By incorporating this information into an advanced statistical model, the team could build a sophisticated map of how the immune system adapts throughout pregnancy.

Next on the list is a comparable study using blood samples from women who gave birth prematurely to see whether this is accompanied by consistent changes in the immune system.

The team hopes to use this knowledge to develop a blood test that can indicate the risk of a mother going into preterm labor.

“We’re especially interested in understanding more precisely what is happening very early and very late in pregnancy,” Dr. Gaudilliere explains. “We’d like to see if there is really a switch we can catch, a sweet spot where deviation from the norm would be maximal with pathology.”

The immune system does not act in isolation, and we’re now very interested in profiling its interplay with other aspects of mothers’ biology, such as their genetics, metabolism, and the body’s microbial communities to come up with a holistic biological clock of pregnancy.”

Lead study author Nima Aghaeepour, Ph.D.

There is plenty of evidence to suggest that a Western diet and modern lifestyle have a detrimental effect on the microbial passengers that are intricately linked to our health.

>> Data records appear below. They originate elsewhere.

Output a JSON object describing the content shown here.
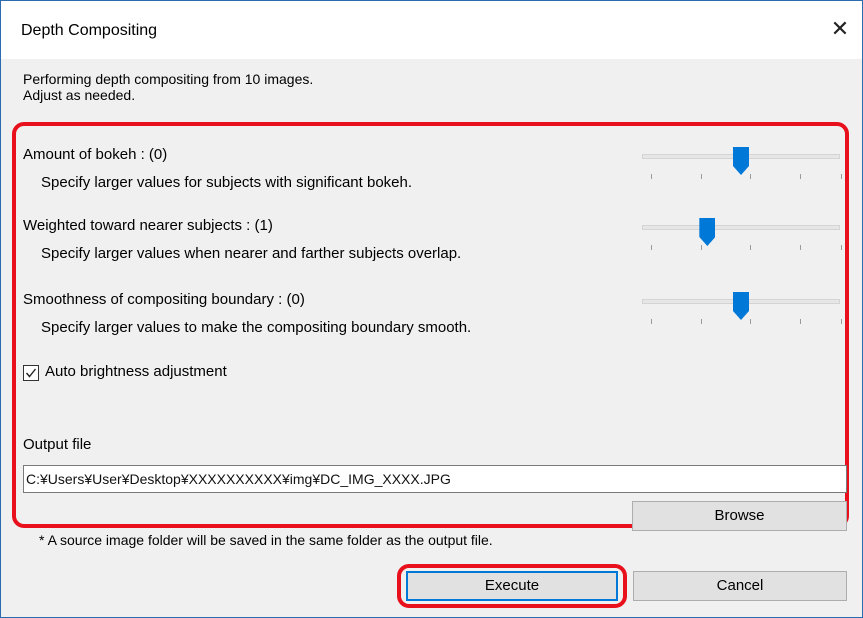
{
  "window": {
    "title": "Depth Compositing",
    "close_glyph": "✕"
  },
  "intro": {
    "line1": "Performing depth compositing from 10 images.",
    "line2": "Adjust as needed."
  },
  "settings": [
    {
      "label": "Amount of bokeh : (0)",
      "description": "Specify larger values for subjects with significant bokeh.",
      "slider_position": 0.5
    },
    {
      "label": "Weighted toward nearer subjects : (1)",
      "description": "Specify larger values when nearer and farther subjects overlap.",
      "slider_position": 0.33
    },
    {
      "label": "Smoothness of compositing boundary : (0)",
      "description": "Specify larger values to make the compositing boundary smooth.",
      "slider_position": 0.5
    }
  ],
  "auto_brightness": {
    "label": "Auto brightness adjustment",
    "checked": true
  },
  "output": {
    "label": "Output file",
    "path": "C:¥Users¥User¥Desktop¥XXXXXXXXXX¥img¥DC_IMG_XXXX.JPG",
    "browse_label": "Browse"
  },
  "note": "* A source image folder will be saved in the same folder as the output file.",
  "buttons": {
    "execute": "Execute",
    "cancel": "Cancel"
  },
  "colors": {
    "highlight": "#e8101c",
    "accent": "#0078d7"
  }
}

A decrease in microbial diversity has been linked to a host of medical conditions. One question that remains is whether or not this also has an effect on the immune system during pregnancy.

Does a low microbial diversity increase the risk of miscarriages or preterm delivery?

Only time will tell. What is clear, though, is that researchers are using new and innovative tools to shine the spotlight on the link between our immune system, those factors that influence it, and the health of mother and baby during and after pregnancy.